If all goes according to plan, InSight will streak into the pink Martian sky at 12,000 miles per hour (19,310 kilometers per hour). Its 77-mile descent to the surface will be slowed by atmospheric friction, a giant parachute and retro rockets. When it lands 6-1/2 minutes later, it will be traveling a mere 5 mph (8 kph).

The stationary probe, which launched from California in May, will then pause for 16 minutes for the dust to settle, literally, around the landing site before its disc-shaped solar arrays unfurl to provide power.

The mission control team at NASA’s Jet Propulsion Laboratory (JPL) near Los Angeles hopes to get real-time electronic confirmation of the spacecraft’s safe arrival from miniature satellites that were launched along with InSight and will fly past Mars.
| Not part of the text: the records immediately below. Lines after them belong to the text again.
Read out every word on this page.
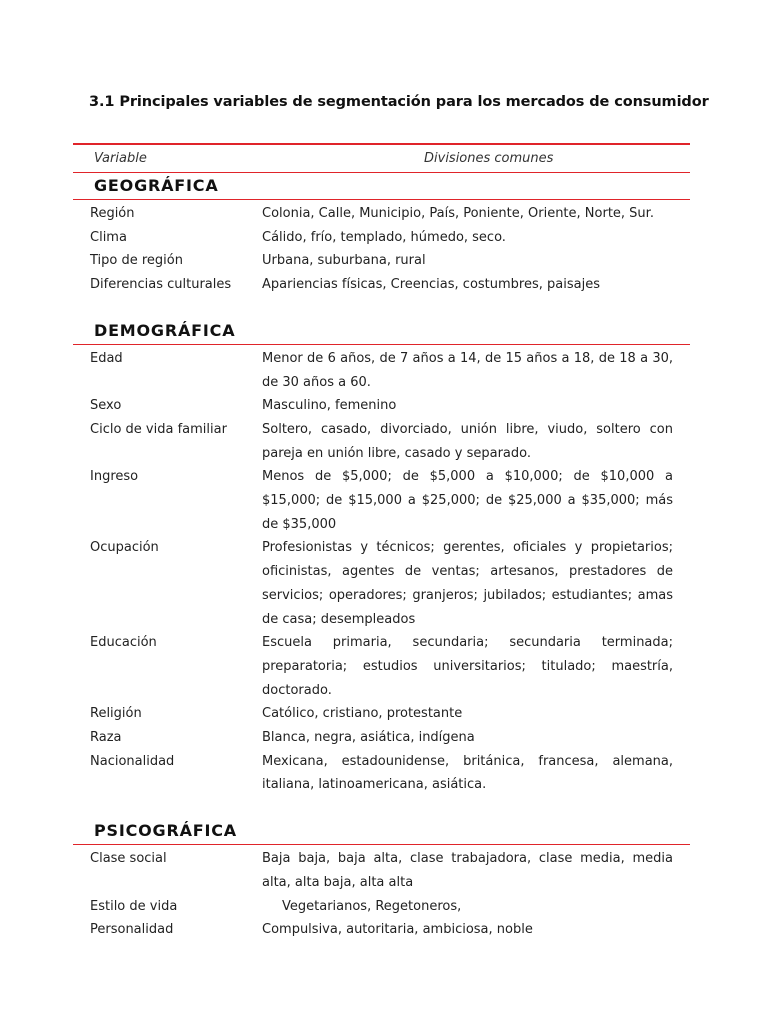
3.1 Principales variables de segmentación para los mercados de consumidor
Variable	Divisiones comunes
GEOGRÁFICA
Región	Colonia, Calle, Municipio, País, Poniente, Oriente, Norte, Sur.
Clima	Cálido, frío, templado, húmedo, seco.
Tipo de región	Urbana, suburbana, rural
Diferencias culturales	Apariencias físicas, Creencias, costumbres, paisajes
DEMOGRÁFICA
Edad	Menor de 6 años, de 7 años a 14, de 15 años a 18, de 18 a 30, de 30 años a 60.
Sexo	Masculino, femenino
Ciclo de vida familiar	Soltero, casado, divorciado, unión libre, viudo, soltero con pareja en unión libre, casado y separado.
Ingreso	Menos de $5,000; de $5,000 a $10,000; de $10,000 a $15,000; de $15,000 a $25,000; de $25,000 a $35,000; más de $35,000
Ocupación	Profesionistas y técnicos; gerentes, oficiales y propietarios; oficinistas, agentes de ventas; artesanos, prestadores de servicios; operadores; granjeros; jubilados; estudiantes; amas de casa; desempleados
Educación	Escuela primaria, secundaria; secundaria terminada; preparatoria; estudios universitarios; titulado; maestría, doctorado.
Religión	Católico, cristiano, protestante
Raza	Blanca, negra, asiática, indígena
Nacionalidad	Mexicana, estadounidense, británica, francesa, alemana, italiana, latinoamericana, asiática.
PSICOGRÁFICA
Clase social	Baja baja, baja alta, clase trabajadora, clase media, media alta, alta baja, alta alta
Estilo de vida	Vegetarianos, Regetoneros,
Personalidad	Compulsiva, autoritaria, ambiciosa, noble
The JPL controllers also expect to receive a photo of the probe’s surroundings on the flat, smooth Martian plain close to the planet’s equator called the Elysium Planitia.

The site is roughly 373 miles (600 km) from the 2012 landing spot of the car-sized Mars rover Curiosity, the last spacecraft sent to the Red Planet by NASA.

The smaller, 880-pound (360 kg) InSight - its name is short for Interior Exploration Using Seismic Investigations, Geodesy and Heat Transport - marks the 21st U.S.-launched Martian exploration including the Mariner fly-by missions of the 1960s. Nearly two dozen other Mars missions have been sent from other nations.